Zachary Lockman

Zachary Lockman

Overview

* Distinguished professor at New York University
* Former President of the Middle East Studies Association
* Espouses a Marxist view of history in which Israel and America are oppressive colonial powers


Zachary Lockman is a professor of Middle Eastern Studies and History at New York University. In 1983 he received his doctorate at Harvard University and has since served as President of the Middle East Studies Association (MESA) and as an editor of the Middle East Report. He is the author and editor of numerous books and articles. Apart from his own radical views, Lockman has drawn scrutiny for supervising the doctoral candidacy of Mohamed Yusri, who was convicted of material aid to terrorism.

Lockman has been part of a movement, initiated by Edward Said, to transform Middle Eastern Studies departments into mouthpieces for anti-Israel and anti-American propaganda. He routinely calls Israel the “Zionist entity” and the “Zionist project,” while referring to Palestinians as the “indigenous people” of the land “occupied” by Israel. Like many of his colleagues, he subscribes to the view that Israel and America, like the old European powers before them, are perpetrators of colonial aggression against the Arab world. Lockman sees their colonial ideologies, moreover, as inseparable from Israel’s present hegemony, declaring at a 2009 ULCA event that “colonialism is Zionism.”

Joel Beinin, a Marxist professor of Middle East history at Stanford University and a former President of MESA, particularly helped to propel Lockman’s early academic career by co-writing with him the 1987 book Workers on the Nile: Nationalism, Communism, Islam, and the Egyptian Working Class, 1882-1954. Together the authors criticize the “the world capitalist system,” “the capitalist mode of production,” and the “reactionary and parasitical class of large landowners.”

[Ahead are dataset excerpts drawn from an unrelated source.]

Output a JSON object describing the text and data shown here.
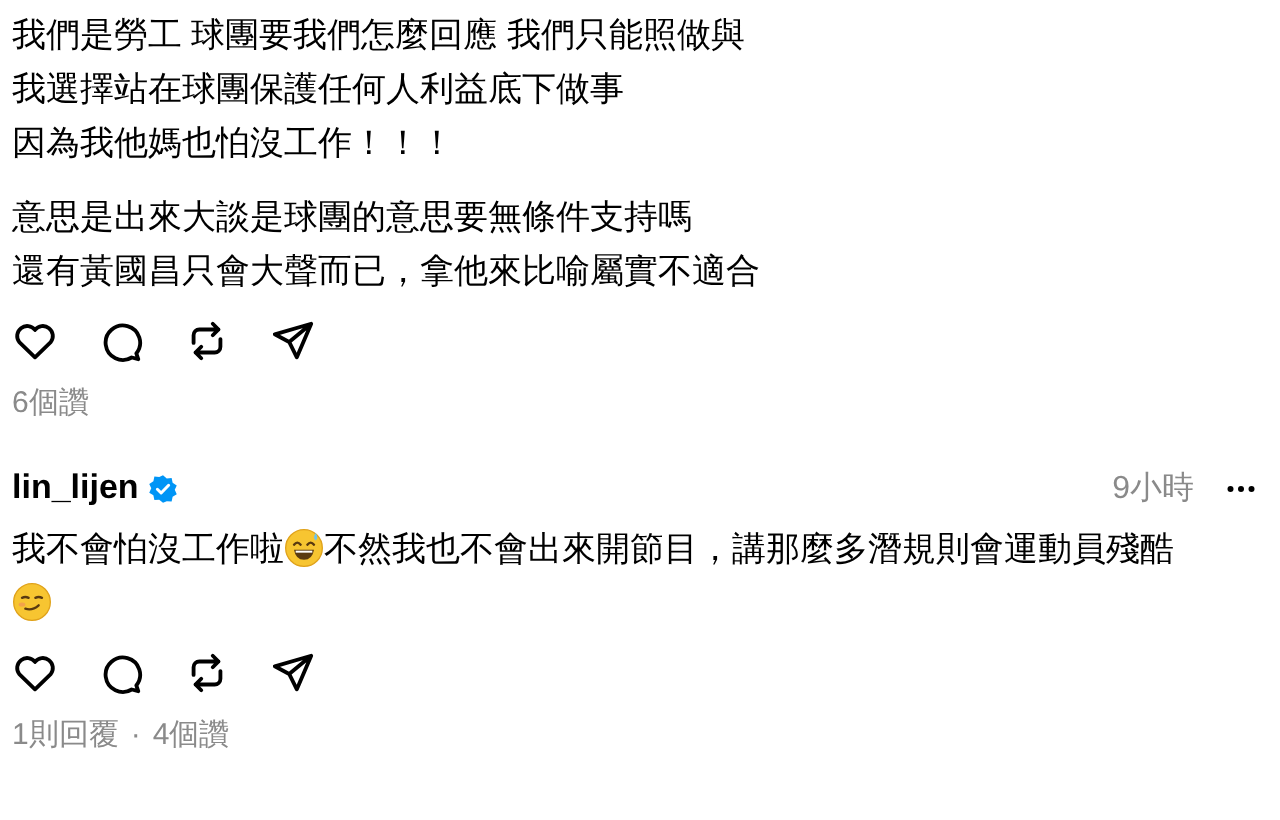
{
  "post": {
    "paragraphs": [
      [
        "我們是勞工 球團要我們怎麼回應 我們只能照做與",
        "我選擇站在球團保護任何人利益底下做事",
        "因為我他媽也怕沒工作！！！"
      ],
      [
        "意思是出來大談是球團的意思要無條件支持嗎",
        "還有黃國昌只會大聲而已，拿他來比喻屬實不適合"
      ]
    ],
    "likes": "6個讚"
  },
  "reply": {
    "username": "lin_lijen",
    "verified": true,
    "time": "9小時",
    "segments": [
      {
        "kind": "text",
        "text": "我不會怕沒工作啦"
      },
      {
        "kind": "sweat-smile"
      },
      {
        "kind": "text",
        "text": "不然我也不會出來開節目，講那麼多潛規則會運動員殘酷"
      },
      {
        "kind": "smirk"
      }
    ],
    "stats": [
      "1則回覆",
      "4個讚"
    ],
    "separator": "·"
  }
}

In one of his own books, Comrades and Enemies (1996), Lockman interprets the history of Palestinian-Jewish relations through the prism of Marxist ideology, painting an idealized portrait that champions the activism of the Left, both Arab and Jewish, while demonizing “Zionism’s goal” of establishing “a Jewish ‘commonwealth’ in all of Palestine. Regarding the aims of Palestinian socialism, Lockman describes how socialist Jews “vigorously opposed both the Zionist leadership’s demand for Jewish statehood in all of Palestine and any partition, advocating instead the establishment in an undivided Palestine of a binational state in which Arabs and Jews would have political parity regardless of their numbers.” In Lockman’s revisionist history of the Middle East, therefore, socialist activism was a force for justice and equality, while those who followed Zionism had simply re-perpetuated the colonial crimes of the past.

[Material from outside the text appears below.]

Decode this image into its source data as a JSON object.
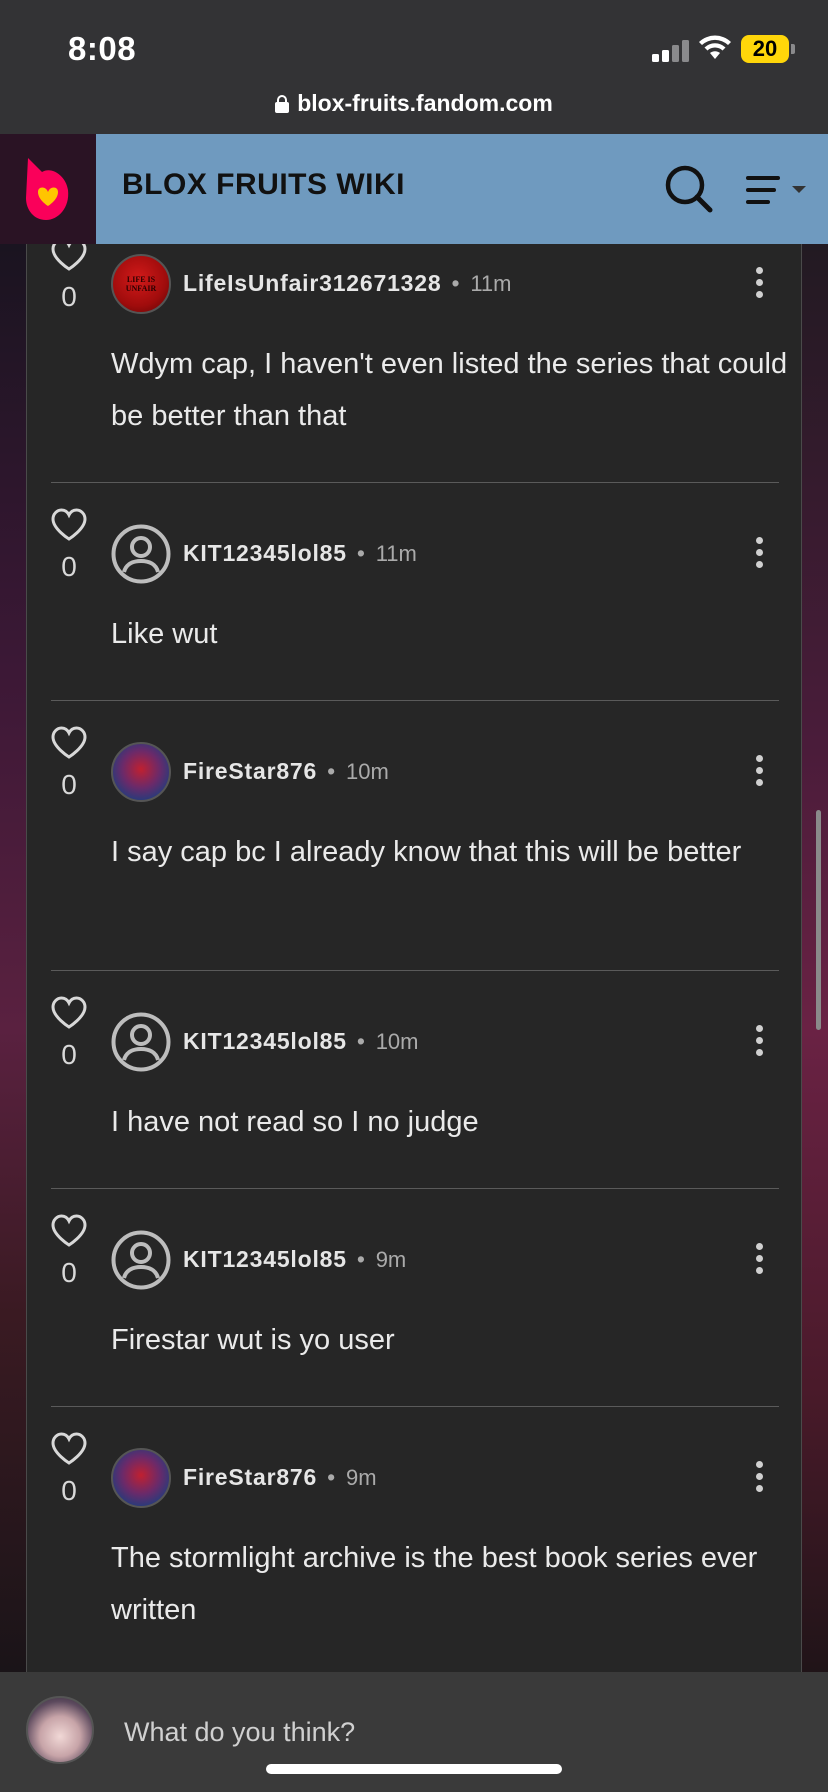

Lockman also applies this neo-Marxist theory to explain how the war on terror emerged in the 21st century. In Contending Visions of the Middle East (2006), Lockman asserts that Israel, like the many colonial powers before it, used the term “terrorism” to control Arab identity:

“As with British, French, and other colonialisms earlier on, official Israeli insistence on depicting the Palestinian Liberation Organization and the Palestinian nationalist movement it led as [being] about nothing but terrorism, was a way of deflecting attention from the deeply rooted grievances and aspirations that motivated the Palestinians.”

Lockman especially targets Benjamin Netanyahu as a chief example of how Israeli politicians have created a narrative of terrorism “to win Western support for a hard-line Israeli policy toward Palestinian nationalism and the Arab world by weaving the PLO, Islam, Arab nationalism, Libya, Syria, Iran and Soviet communism into one seamless web of ‘international terrorism.’”

Lockman sees two perspectives in America, one conservative and the other liberal, vying for control of international relations. On one side are the “hard-liners – generally on the right – [who] tended to argue that terrorism perpetuated by Muslims had strong roots in Islam.” For them, Lockman contends, the material reasons for terrorism were irrelevant; terrorists only needed to be “eradicated.” By contrast, those “mainly on the liberal or left side of the political spectrum [have] argued that the problem of terrorism could not be dealt with effectively by purely military or police methods.”

Lockman’s Manichean view of the terror war in which conservatives desire only to kill their enemies and liberals want to understand them exemplifies the ideology that has come to dominate Middle Eastern Studies departments throughout the nation.